May 01, 2026 – BNP Paribas holds a 12.8% CET1 ratio. Société Générale sits 320 basis points above its regulatory floor. Morgan Stanley says both lenders can weather tighter rules and still reward shareholders.
In Summary
Morgan Stanley reiterates a bullish stance. The broker backs BNP Paribas and Société Générale despite rising ECB regulatory capital requirements.
BNP Paribas’s CET1 reached 12.8% in Q1 2026, 238 basis points above the 10.42% SREP floor, with a 13% target by end-2027.
Société Générale’s CET1 stands at 13.5%, some 320 bps above its minimum. Record 2025 net income of €6.0bn rose 43% year-on-year.
The ECB’s new O-SII surcharge adds 50 basis points to BNP Paribas’s capital requirement, phased in as +25 bps in January 2027 and +25 bps in January 2028.
Neither bank’s shareholder returns are at risk. Both confirmed no change to distribution or buyback policies following the ECB announcement.
Morgan Stanley has reaffirmed its positive view on France’s two largest listed banks. The Wall Street firm says BNP Paribas and Société Générale are well placed to absorb rising regulatory capital demands. Both lenders carry strong capital cushions. Both continue to grow earnings. And, crucially, neither looks likely to cut shareholder payouts.
The catalyst is the European Central Bank’s updated Other Systemically Important Institutions (O-SII) framework. Under this regime, the ECB assigns each major bank a systemic risk score. Higher scores mean higher mandatory capital buffers. For France’s biggest lenders, the new rules bite harder from 2027 onward.

What the ECB’s New O-SII Rules Mean
On 28 April 2026, the ECB published revised systemic buffer scores for eurozone banks. BNP Paribas received an O-SII score of 911 points, placing it in Bucket 8 of the ECB’s floor methodology.
The result is a new 2.0% O-SII buffer requirement, a 50-basis-point increase in CET1 capital demands. The rules phase in gradually. Twenty-five basis points take effect on 1 January 2027. A further 25 basis points follow on 1 January 2028.
The phased approach matters. It gives banks time to adjust without forcing sudden capital raises. Morgan Stanley views this as manageable. The broker sees no risk to dividend or buyback programmes.


BNP Paribas: Steady Capital Generation
BNP Paribas enters this period from a position of strength.

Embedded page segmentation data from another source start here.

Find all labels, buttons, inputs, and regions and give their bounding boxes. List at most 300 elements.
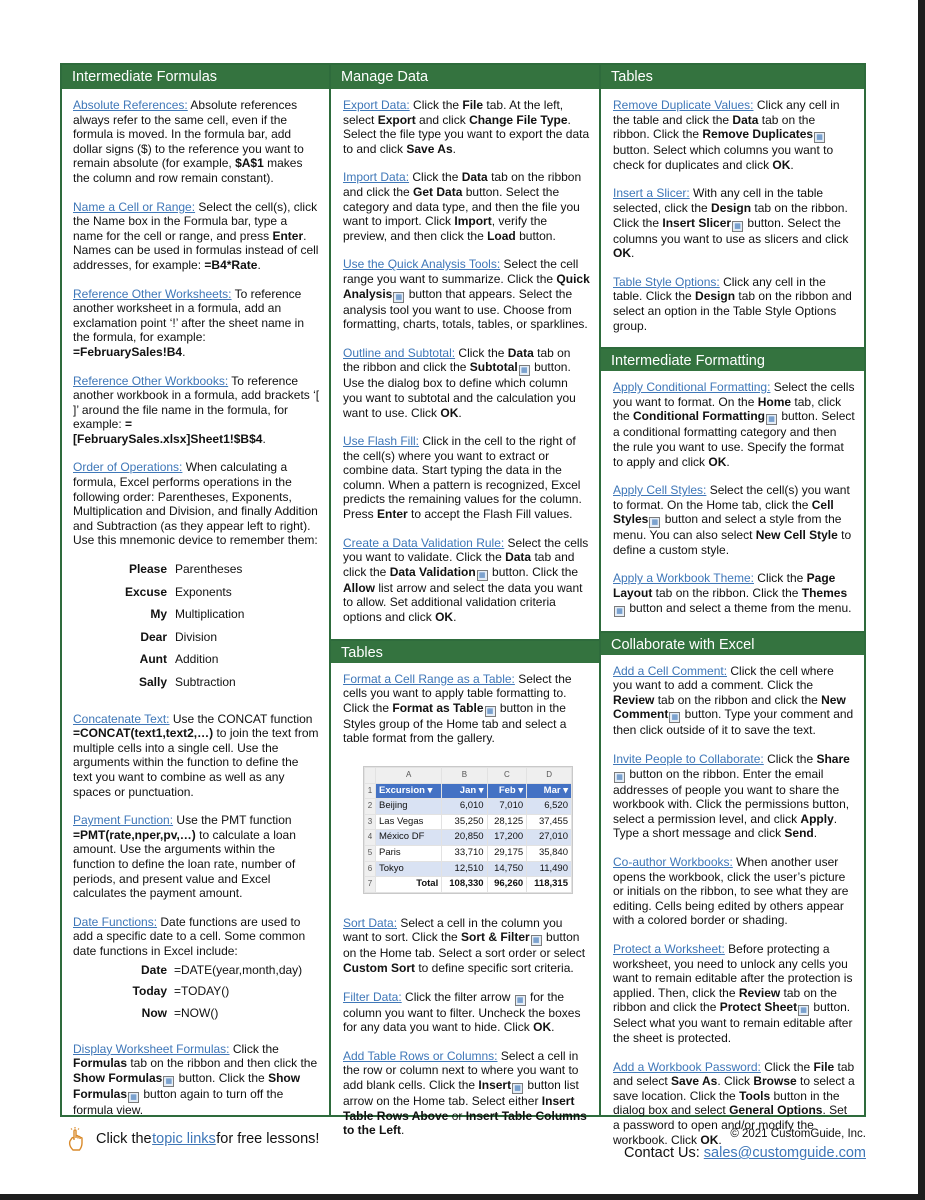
table-cell: 6,520 [527,799,572,815]
function-name: Today [132,984,167,999]
command-name: Custom Sort [343,960,415,975]
mnemonic-word: Please [128,562,167,577]
body-text: to calculate a loan amount. Use the arguments within the function to define the loan rate, number of periods, and present value and Excel calculates the payment amount. [73,827,296,901]
insert-slicer-icon: ▦ [732,221,743,232]
footer-hint-suffix: for free lessons! [216,1131,320,1147]
body-text: Select the cells you want to apply table formatting to. Click the [343,671,572,715]
body-text: Select the cells you want to validate. Click the [343,535,589,565]
topic-entry [343,990,590,1035]
mnemonic-word: Dear [140,629,167,644]
body-text: button again to turn off the formula view. [73,1087,284,1118]
body-text: . [458,405,462,420]
mnemonic-table [103,562,244,698]
body-text: tab on the ribbon and click the [343,170,582,199]
row-number: 1 [365,783,376,799]
format-as-table-icon: ▦ [485,706,496,717]
body-text: button list arrow on the Home tab. Select either [343,1077,579,1108]
body-text: Select a cell in the row or column next to where you want to add blank cells. Click the [343,1048,579,1092]
page-edge [918,0,925,1200]
body-text: tab on the ribbon and click the [343,345,571,375]
excel-table-example [363,766,573,894]
body-text: Before protecting a worksheet, you need to unlock any cells you want to remain editable after the protection is applied. Then, click the [613,941,853,1000]
show-formulas-icon: ▦ [163,1076,174,1087]
topic-links-link[interactable]: topic links [152,1131,216,1147]
topic-entry [73,460,320,548]
section-header-collaborate-with-excel: Collaborate with Excel [601,631,864,655]
body-text: . [257,257,261,272]
topic-link-export-data[interactable]: Export Data: [343,98,410,112]
section-body [62,89,329,1118]
command-name: New Comment [613,692,846,722]
topic-entry [73,915,320,959]
column-letters-row [365,768,572,784]
body-text: Click the [409,98,463,112]
share-icon: ▦ [614,772,625,783]
function-formula: =TODAY() [174,984,230,999]
column-letter: A [376,768,442,784]
body-text: tab on the ribbon. Click the [613,112,816,142]
section-header-intermediate-formatting: Intermediate Formatting [601,347,864,371]
topic-entry [613,571,855,616]
topic-link-date-functions[interactable]: Date Functions: [73,914,158,929]
body-text: . [262,431,266,446]
body-text: Select a cell in the column you want to sort. Click the [343,915,563,945]
command-name: Data [507,345,534,360]
body-text: to accept the Flash Fill values. [407,507,573,522]
table-cell: 29,175 [487,845,527,861]
table-cell: 28,125 [487,814,527,830]
command-name: Share [816,752,850,767]
header-label: Feb [498,784,516,796]
mnemonic-word: Aunt [139,652,167,667]
table-cell: 7,010 [487,799,527,815]
body-text: Select the cell(s), click the Name box in the Formula bar, type a name for the cell or range, and press [73,199,318,243]
section-body [331,89,599,625]
command-name: Quick Analysis [343,271,590,301]
command-name: Show Formulas [73,1071,163,1086]
insert-icon: ▦ [512,1083,523,1094]
table-cell: Paris [376,845,442,861]
body-text: When calculating a formula, Excel performs operations in the following order: Parentheses, Exponents, Multiplication and Division, and finally Addition and Subtraction (as they appear left to right). Use this mnemonic device to remember them: [73,460,318,548]
topic-link-invite-people-to-collaborate[interactable]: Invite People to Collaborate: [613,752,764,767]
body-text: button. Select a conditional formatting category and then the rule you want to use. Specify the format to apply and click [613,409,855,469]
command-name: Data [505,550,532,565]
table-cell: 35,840 [527,845,572,861]
body-text: Absolute references always refer to the same cell, even if the formula is moved. In the formula bar, add dollar signs ($) to the reference you want to remain absolute (for example, [73,98,304,171]
body-text: When another user opens the workbook, click the user’s picture or initials on the ribbon, to see what they are editing. Cells being edited by others appear with a colored border or shading. [613,855,849,928]
command-name: Protect Sheet [719,1000,798,1015]
body-text: . [631,246,635,261]
body-text: button. Select which columns you want to check for duplicates and click [613,143,834,172]
body-text: Click the [753,571,807,586]
topic-entry [343,257,590,331]
table-cell: 20,850 [442,830,487,846]
body-text: Click in the cell to the right of the cell(s) where you want to extract or combine data. Start typing the data in the column. When a pattern is recognized, Excel predicts the remaining values for the column. Press [343,434,582,522]
section-header-tables: Tables [331,639,599,663]
body-text: . Set a password to open and/or modify the workbook. Click [613,1103,848,1147]
topic-link-sort-data[interactable]: Sort Data: [343,915,398,930]
header-label: Mar [543,784,561,796]
row-number: 4 [365,830,376,846]
pointing-hand-icon [66,1126,88,1152]
body-text: makes the column and row remain constant). [73,156,303,185]
topic-link-filter-data[interactable]: Filter Data: [343,989,402,1004]
topic-entry [613,98,855,172]
copyright: © 2021 CustomGuide, Inc. [730,1128,866,1140]
mnemonic-meaning: Exponents [175,584,232,599]
command-name: New Cell Style [755,528,838,543]
subtotal-icon: ▦ [519,365,530,376]
quick-analysis-icon: ▦ [393,292,404,303]
table-cell: 14,750 [487,861,527,877]
topic-link-reference-other-worksheets[interactable]: Reference Other Worksheets: [73,286,232,301]
section-header-manage-data: Manage Data [331,65,599,89]
body-text: button and select a theme from the menu. [626,600,852,615]
command-name: OK [533,1020,552,1035]
mnemonic-meaning: Multiplication [175,607,245,622]
topic-entry [343,346,590,420]
table-cell: 35,250 [442,814,487,830]
body-text: Click the [763,752,817,767]
topic-entry [73,374,320,447]
body-text: button in the dialog box and select [613,1088,840,1118]
body-text: Select the cell(s) you want to format. On the Home tab, click the [613,483,850,512]
filter-arrow-icon[interactable]: ▾ [515,784,524,796]
body-text: To reference another worksheet in a formula, add an exclamation point ‘!’ after the sheet name in the formula, for example: [73,286,305,345]
body-text: . [718,1132,722,1147]
function-name: Date [140,962,167,977]
command-name: Remove Duplicates [702,127,814,142]
table-cell: 27,010 [527,830,572,846]
topic-link-import-data[interactable]: Import Data: [343,170,410,185]
command-name: Subtotal [469,360,518,375]
contact-email-link[interactable]: sales@customguide.com [703,1145,866,1161]
command-name: Conditional Formatting [633,409,765,424]
body-text: tab on the ribbon and click the [654,692,822,707]
date-function-row [103,984,302,1006]
mnemonic-word: Excuse [124,584,167,599]
command-name: Format as Table [392,700,484,715]
body-text: to select a save location. Click the [613,1074,855,1103]
topic-link-remove-duplicate-values[interactable]: Remove Duplicate Values: [613,98,754,112]
topic-link-apply-cell-styles[interactable]: Apply Cell Styles: [613,483,707,498]
topic-link-add-table-rows-or-columns[interactable]: Add Table Rows or Columns: [343,1048,498,1063]
body-text: Click the filter arrow [401,989,514,1004]
function-formula: =NOW() [174,1006,219,1021]
topic-link-apply-a-workbook-theme[interactable]: Apply a Workbook Theme: [613,571,754,586]
body-text: tab on the ribbon and select an option in the Table Style Options group. [613,289,852,333]
topic-link-payment-function[interactable]: Payment Function: [73,813,174,828]
command-name: =CONCAT(text1,text2,…) [73,726,214,741]
command-name: Save As [406,141,453,156]
topic-entry [613,752,855,841]
body-text: button. [515,228,556,243]
filter-arrow-icon: ▦ [515,995,526,1006]
mnemonic-row [103,630,244,653]
table-cell: 17,200 [487,830,527,846]
body-text: to join the text from multiple cells into a single cell. Use the arguments within the function to define the text you want to combine as well as any spaces or punctuation. [73,726,319,799]
body-text: button that appears. Select the analysis tool you want to use. Choose from formatting, charts, totals, tables, or sparklines. [343,286,588,332]
command-name: Show Formulas [73,1071,301,1102]
body-text: to define specific sort criteria. [415,960,574,975]
topic-link-add-a-cell-comment[interactable]: Add a Cell Comment: [613,663,728,678]
topic-link-co-author-workbooks[interactable]: Co-author Workbooks: [613,855,733,869]
table-cell: Las Vegas [376,814,442,830]
total-cell: Total [376,877,442,893]
command-name: Insert [478,1077,512,1092]
body-text: Click the cell where you want to add a comment. Click the [613,663,834,693]
command-name: Insert Slicer [662,215,732,230]
mnemonic-meaning: Division [175,629,218,644]
command-name: Load [487,228,516,243]
table-cell: 11,490 [527,861,572,877]
topic-link-protect-a-worksheet[interactable]: Protect a Worksheet: [613,941,725,956]
body-text: . [726,454,730,469]
data-validation-icon: ▦ [477,570,488,581]
column-1 [62,65,331,1118]
row-number: 7 [365,877,376,893]
body-text: Click any cell in the table. Click the [613,274,826,304]
section-body [601,371,864,617]
header-cell [376,783,442,799]
command-name: OK [708,454,727,469]
body-text: tab on the ribbon and then click the [127,1056,318,1071]
body-text: tab on the ribbon. Click the [652,586,802,601]
body-text: and click [415,112,470,127]
mnemonic-row [103,607,244,630]
conditional-formatting-icon: ▦ [766,414,777,425]
body-text: list arrow and select the data you want to allow. Set additional validation criteria options and click [343,580,583,625]
command-name: OK [700,1132,719,1147]
page-edge [0,1194,925,1200]
topic-link-apply-conditional-formatting[interactable]: Apply Conditional Formatting: [613,380,771,395]
body-text: tab on the ribbon. Click the [613,200,848,230]
body-text: tab on the ribbon and click the [613,985,837,1015]
topic-entry [73,712,320,800]
body-text: . Type a short message and click [613,811,838,841]
table-cell: 12,510 [442,861,487,877]
command-name: Import [454,214,492,229]
table-row [365,799,572,815]
body-text: button. Select what you want to remain editable after the sheet is protected. [613,1000,853,1045]
topic-entry [613,855,855,928]
command-name: Insert Table Rows Above [343,1093,575,1123]
filter-arrow-icon[interactable]: ▾ [476,784,484,796]
body-text: . [551,1020,555,1035]
body-text: button. Select the category and data type, and then the file you want to import. Click [343,184,580,229]
body-text: tab. At the left, select [343,98,564,127]
table-cell: Tokyo [376,861,442,877]
topic-link-absolute-references[interactable]: Absolute References: [73,98,188,112]
table-row [365,861,572,877]
command-name: =[FebruarySales.xlsx]Sheet1!$B$4 [73,417,263,446]
body-text: Click the [760,1059,814,1074]
body-text: Select the cell range you want to summarize. Click the [343,257,579,286]
command-name: Browse [753,1074,797,1089]
header-label: Jan [459,784,477,796]
topic-link-insert-a-slicer[interactable]: Insert a Slicer: [613,186,690,201]
topic-link-name-a-cell-or-range[interactable]: Name a Cell or Range: [73,199,196,214]
remove-duplicates-icon: ▦ [814,132,825,143]
excel-grid [364,767,572,893]
command-name: Formulas [73,1056,128,1071]
topic-entry [613,483,855,557]
body-text: button and select a style from the menu. You can also select [613,512,842,543]
table-cell: Beijing [376,799,442,815]
mnemonic-row [103,652,244,675]
body-text: button on the ribbon. Enter the email addresses of people you want to share the workbook with. Click the permissions button, select a permission level, and click [613,766,850,826]
body-text: button. Click the [488,564,579,579]
topic-entry [343,434,590,522]
body-text: or [448,1108,466,1123]
column-letter: C [487,768,527,784]
function-name: Now [141,1006,167,1021]
topic-entry [343,672,590,746]
body-text: button. Click the [175,1071,269,1086]
topic-link-order-of-operations[interactable]: Order of Operations: [73,460,183,475]
body-text: button. Select the columns you want to use as slicers and click [613,215,849,246]
body-text: button in the Styles group of the Home tab and select a table format from the gallery. [343,700,567,746]
command-name: Save As [671,1074,718,1089]
header-cell [442,783,487,799]
table-cell: 33,710 [442,845,487,861]
body-text: button. Use the dialog box to define which column you want to subtotal and the calculation you want to use. Click [343,360,576,420]
command-name: Send [784,826,814,841]
body-text: button on the Home tab. Select a sort order or select [343,930,586,961]
body-text: . Click [717,1074,754,1089]
footer-hint [66,1124,319,1154]
command-name: Export [377,112,416,127]
row-number: 5 [365,845,376,861]
filter-arrow-icon[interactable]: ▾ [424,784,433,796]
body-text: With any cell in the table selected, click the [613,186,824,215]
command-name: Data [732,112,759,127]
filter-arrow-icon[interactable]: ▾ [560,784,568,796]
command-name: =FebruarySales!B4 [73,344,183,359]
command-name: OK [440,405,459,420]
total-row [365,877,572,893]
row-number: 3 [365,814,376,830]
topic-link-concatenate-text[interactable]: Concatenate Text: [73,711,170,726]
command-name: General Options [729,1103,823,1118]
contact-line [624,1144,866,1163]
body-text: . [813,826,818,841]
command-name: File [462,98,484,112]
command-name: Themes [801,586,848,601]
topic-link-outline-and-subtotal[interactable]: Outline and Subtotal: [343,345,456,360]
mnemonic-row [103,675,244,698]
total-cell: 96,260 [487,877,527,893]
command-name: $A$1 [235,156,264,171]
command-name: Enter [377,507,408,522]
command-name: OK [772,157,791,172]
date-functions-table [103,963,302,1028]
topic-entry [343,916,590,976]
cell-styles-icon: ▦ [649,517,660,528]
body-text: Select the cells you want to format. On the [613,380,855,409]
mnemonic-meaning: Subtraction [175,675,236,689]
body-text: Date functions are used to add a specific date to a cell. Some common date functions in Excel include: [73,914,306,958]
row-number: 6 [365,861,376,877]
body-text: . [452,141,456,156]
command-name: OK [613,246,631,261]
topic-link-reference-other-workbooks[interactable]: Reference Other Workbooks: [73,373,229,388]
topic-entry [73,200,320,273]
topic-link-table-style-options[interactable]: Table Style Options: [613,274,720,289]
themes-icon: ▦ [614,606,625,617]
footer-contact [624,1127,866,1163]
command-name: Get Data [413,184,463,199]
command-name: Design [695,289,736,304]
command-name: Page Layout [613,571,836,601]
command-name: Enter [272,228,304,243]
command-name: File [813,1059,835,1074]
body-text: Click the [229,1041,279,1056]
date-function-row [103,1006,302,1028]
topic-link-add-a-workbook-password[interactable]: Add a Workbook Password: [613,1059,761,1074]
body-text: to define a custom style. [613,528,852,557]
section-body [601,89,864,333]
command-name: Change File Type [469,112,568,127]
body-text: . [401,1123,405,1138]
corner-cell [365,768,376,784]
body-text: . [453,610,457,625]
section-body [601,655,864,1147]
topic-entry [343,1049,590,1138]
body-text: tab and select [613,1059,855,1089]
topic-entry [73,98,320,186]
topic-link-use-the-quick-analysis-tools[interactable]: Use the Quick Analysis Tools: [343,257,501,272]
topic-entry [613,380,855,469]
section-header-intermediate-formulas: Intermediate Formulas [62,65,329,89]
column-letter: B [442,768,487,784]
column-letter: D [527,768,572,784]
command-name: Tools [739,1088,771,1103]
topic-link-use-flash-fill[interactable]: Use Flash Fill: [343,434,420,449]
topic-entry [613,275,855,333]
header-cell [487,783,527,799]
topic-entry [343,98,590,156]
header-cell [527,783,572,799]
topic-link-create-a-data-validation-rule[interactable]: Create a Data Validation Rule: [343,535,505,550]
mnemonic-word: My [150,607,167,622]
topic-link-format-a-cell-range-as-a-table[interactable]: Format a Cell Range as a Table: [343,671,515,686]
date-function-row [103,963,302,985]
section-header-tables: Tables [601,65,864,89]
command-name: Data Validation [389,564,476,579]
command-name: Data [461,170,488,185]
command-name: Insert Table Columns to the Left [343,1108,587,1138]
command-name: Apply [800,811,834,826]
topic-entry [73,813,320,901]
column-2 [331,65,601,1138]
topic-link-display-worksheet-formulas[interactable]: Display Worksheet Formulas: [73,1041,230,1056]
body-text: button. Type your comment and then click outside of it to save the text. [613,707,854,738]
command-name: Design [711,200,752,215]
body-text: , verify the preview, and then click the [343,214,548,243]
body-text: Use the PMT function [173,813,292,828]
footer-hint-prefix: Click the [96,1131,152,1147]
show-formulas-icon: ▦ [128,1092,139,1103]
table-row [365,830,572,846]
body-text: Use the CONCAT function [169,711,313,726]
table-row [365,845,572,861]
mnemonic-row [103,562,244,585]
command-name: OK [435,610,454,625]
mnemonic-row [103,585,244,608]
command-name: Home [757,394,792,409]
body-text: Click the [409,170,462,185]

Its CET1 ratio reached 12.8% as of 31 March 2026, 20 basis points higher than at the end of 2025, and well above the SREP floor of 10.42%.
Organic capital generation contributed 30 basis points in Q1 alone. Distribution activity reduced the ratio by 20 basis points. Model and scope changes added a further 10 basis points.
“The bank targets a CET1 ratio of 13% by end-2027, even after absorbing the new O-SII surcharge.”

BNP Paribas said the ECB’s updated buffer requirement had already been factored into its capital trajectory. The bank confirmed that there was no impact on its leverage ratio or shareholder distribution policy. The 50-basis-point increase is spread over two years. BNP Paribas had anticipated this outcome well in advance.
Société Générale: Restructuring Pays Off
Société Générale tells a different, but equally compelling story. The bank ended 2025 with a CET1 ratio of 13.5%, roughly 320 basis points above its regulatory minimum. That is a substantial cushion.
Full-year 2025 results reinforced the bank’s recovery narrative. Record revenues of €27.3 billion rose 6.8% year-on-year. Group net income surged 43% to €6.0 billion. Total shareholder distributions reached €4.7 billion, up 169% versus 2024.

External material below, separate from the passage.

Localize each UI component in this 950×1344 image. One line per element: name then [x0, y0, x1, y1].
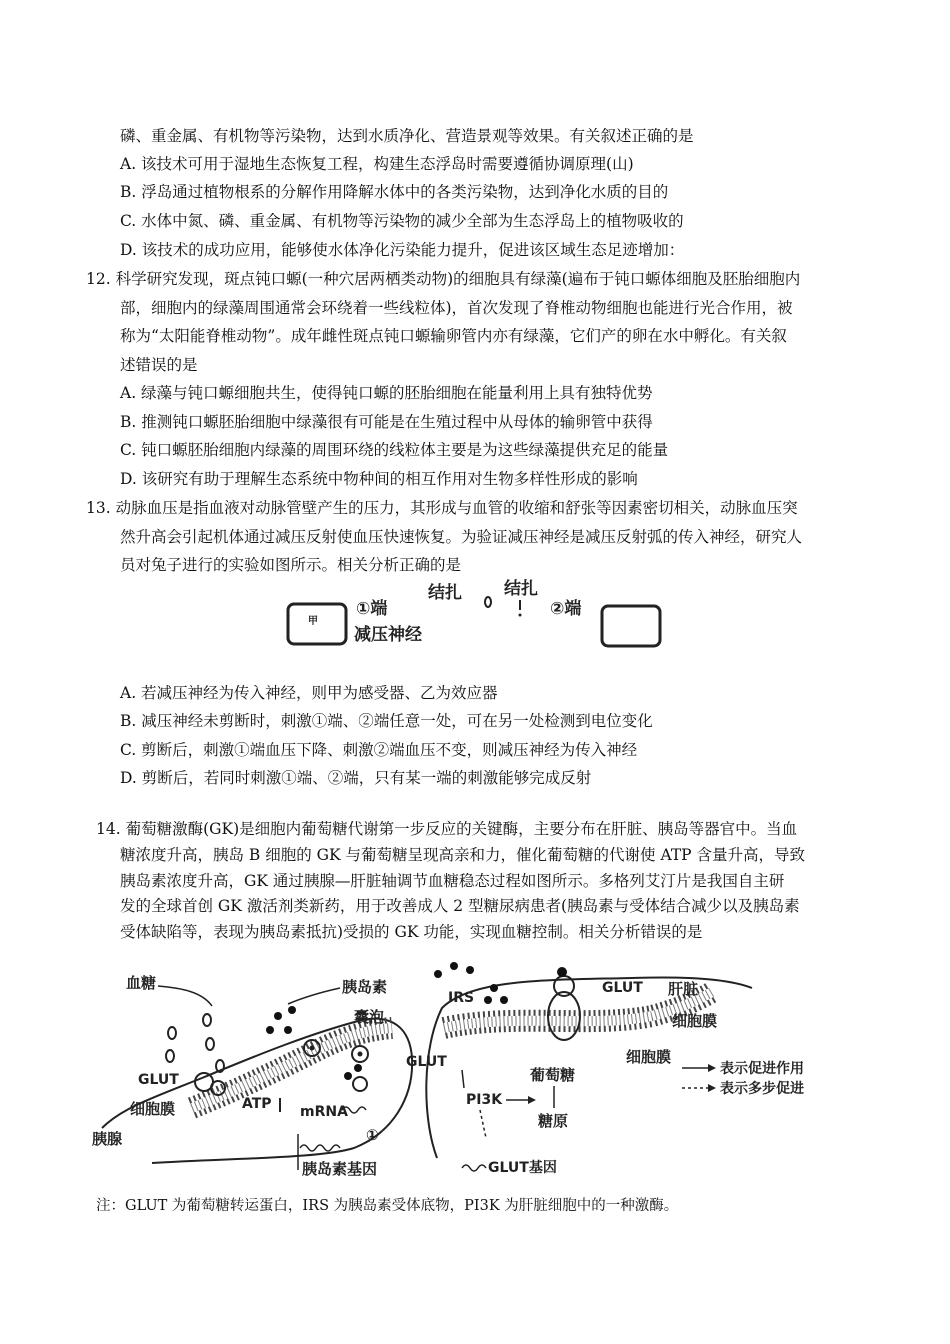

Morgan Stanley views the bank’s ongoing restructuring as a credit positive. Costs fell 2.0% in 2025. The cost-to-income ratio dropped below 65%. The bank now targets a ROTE above 10% in 2026. Improving profitability cushions any incremental regulatory demand.
Why Morgan Stanley Is Bullish, And What Investors Should Watch
The analyst’s thesis rests on three pillars. First, both banks carry genuine capital surpluses. Second, earnings momentum is improving, not deteriorating. Third, the new O-SII rules are phased in slowly enough to avoid disruption.
That said, investors should monitor several risk factors. Macroeconomic deterioration in France could lift loan-loss provisions. A sharper-than-expected rise in risk-weighted assets would compress CET1 ratios. Political instability remains a background risk for French equities broadly.
Regulatory uncertainty is never fully resolved. The ECB could revise O-SII scores again in the coming years. Capital requirements across Europe are still moving targets. But for now, the trajectory favours the bulls.
BNP Paribas trades with a clear roadmap to 13% CET1 by 2027. Société Générale already exceeds that mark. Both banks are growing earnings, cutting costs, and returning cash to shareholders. For Morgan Stanley, the French banking sector is not a risk to avoid; it is an opportunity to seize.